Gastos do Sistema de Justiça

Gastos do Sistema de Justiça

Sistema de Justiça consome mais que áreas sociais no RS 

Estudo nacional mostra que carreiras jurídicas públicas ampliam gastos e pressionam cofres públicos em âmbito federal e estadual. Sistema gaúcho é o quinto que mais gasta

Por Marcelo Menna Barreto / Publicado em 7 de abril de 2025

 

Sistema de Justiça consome mais que áreas sociais no RS
Foto: MPRS/Divulgação

 

Em meio ao aperto fiscal que afeta diversas áreas essenciais da administração pública, gastos com o sistema judiciário brasileiro (ver quadro) seguem em ritmo crescente no Brasil. No Rio Grande do Sul, essa tendência não foi diferente em 2023: o estado é quinto que mais gastou com suas instituições de justiça (R$ 5,1 bi) e, ao lado da Bahia, também é o quinto que mais gastou com folhas de pagamento do setor (R$ 3,3 bi).

Os dados fazem parte de um levantamento realizado pelo centro de pesquisa Justa, especializado em economia política da Justiça. O trabalho aponta que os estados brasileiros desembolsaram R$ 77 bilhões com o sistema de justiça no ano passado. Desse total, R$ 52,7 bilhões — ou 69% — foram consumidos exclusivamente com folhas de pagamento.

A pesquisa destaca que os repasses não apenas se mantiveram elevados, como ultrapassaram os limites orçamentários previstos em lei: os estados utilizaram créditos adicionais que chegaram a elevar em até 23% os valores inicialmente aprovados nas Leis Orçamentárias Anuais (LOAs).

Irracionalidade orçamentária

Sistema de Justiça consome mais que áreas sociais no RS

Luciana Zaffalon, diretora-executiva do Justa.
Crédito: Carol Godefroid/Divulgação

 De acordo com a diretora-executiva do Justa, Luciana Zaffalon, o sistema de justiça opera sob uma lógica de “irracionalidade orçamentária”, na qual as carreiras jurídicas acumulam reajustes e benefícios mesmo diante de restrições fiscais.

“Independentemente do contexto, essas instituições conseguem garantir aumentos orçamentários constantes. O teto remuneratório, na prática, virou piso para esses profissionais”, afirmou.

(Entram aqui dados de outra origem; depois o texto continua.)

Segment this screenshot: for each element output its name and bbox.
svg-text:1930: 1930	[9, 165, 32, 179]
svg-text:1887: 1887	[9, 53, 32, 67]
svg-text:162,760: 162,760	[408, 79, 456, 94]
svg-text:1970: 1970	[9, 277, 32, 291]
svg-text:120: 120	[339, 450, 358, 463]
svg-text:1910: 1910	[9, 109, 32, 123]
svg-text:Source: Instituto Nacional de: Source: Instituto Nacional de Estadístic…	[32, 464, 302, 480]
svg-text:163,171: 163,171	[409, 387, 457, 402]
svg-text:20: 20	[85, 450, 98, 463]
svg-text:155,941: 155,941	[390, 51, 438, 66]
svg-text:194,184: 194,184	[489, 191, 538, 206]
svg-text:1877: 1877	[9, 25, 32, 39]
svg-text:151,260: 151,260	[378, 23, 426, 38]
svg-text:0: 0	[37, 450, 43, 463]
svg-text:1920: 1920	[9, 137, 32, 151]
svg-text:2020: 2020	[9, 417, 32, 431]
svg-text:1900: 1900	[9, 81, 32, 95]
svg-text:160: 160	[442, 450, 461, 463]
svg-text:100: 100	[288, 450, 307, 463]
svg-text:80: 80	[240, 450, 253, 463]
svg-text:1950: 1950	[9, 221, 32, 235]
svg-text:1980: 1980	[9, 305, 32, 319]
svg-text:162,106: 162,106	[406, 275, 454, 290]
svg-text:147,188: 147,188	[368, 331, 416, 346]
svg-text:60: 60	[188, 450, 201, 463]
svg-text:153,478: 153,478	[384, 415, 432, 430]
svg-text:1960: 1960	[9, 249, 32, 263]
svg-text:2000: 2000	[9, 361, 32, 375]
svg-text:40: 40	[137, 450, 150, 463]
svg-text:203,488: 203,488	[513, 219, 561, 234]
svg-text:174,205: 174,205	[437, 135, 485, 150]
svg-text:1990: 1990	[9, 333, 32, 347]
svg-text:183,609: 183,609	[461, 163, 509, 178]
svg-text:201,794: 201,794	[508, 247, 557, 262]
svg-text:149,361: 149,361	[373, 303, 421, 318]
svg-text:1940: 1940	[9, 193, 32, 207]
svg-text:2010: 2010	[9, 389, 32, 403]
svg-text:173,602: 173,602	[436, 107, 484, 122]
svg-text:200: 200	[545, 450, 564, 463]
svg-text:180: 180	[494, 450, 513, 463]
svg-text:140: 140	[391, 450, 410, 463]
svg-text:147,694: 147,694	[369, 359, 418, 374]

Luciana denuncia que só o orçamento do Tribunal de Justiça do Rio Grande do Sul (TJRS), ultrapassa a soma do que o estado investe em transporte, assistência social, tecnologia, meio ambiente e comércio. “Se a gente entra nos dados com mais cuidado, só o que foi gasto com o TJRS é mais do que todo o recurso investido em diversas áreas sociais”, aponta.

O contraste entre as prioridades orçamentárias fica ainda mais evidente ao se comparar o crescimento das despesas. De 2022 para 2023, o orçamento geral do estado subiu 15%. Já os gastos com o sistema de justiça gaúcho cresceram 22%.

Foram puxados pelo TJRS, com aumento de 27%, de acordo com o levantamento do Justa. “É razoável que um sistema de justiça, que já tem um orçamento tão expressivo, siga crescendo mais que o orçamento geral do estado? Me parece que não”, questiona Luciana.

Na última sexta-feira, 4, o Supremo Tribunal Federal (STF) deu um passo para manutenção dessa irracionalidade. A corte formou maioria para deixar verbas do Judiciário fora do limite fiscal da União (Arcabouço Fiscal). O argumento é que a autonomia prevista na Constituição exige liberdade para gerir recursos e garantir a separação dos Poderes

Recursos x Poder

Segundo a diretora executiva do Justa, a disparidade está ligada à forma como as disputas por orçamento se estruturam no país. “Quando a gente fala de disputa orçamentária, na verdade, estamos falando de poder. E quem tem mais poder, leva mais recursos”, afirma.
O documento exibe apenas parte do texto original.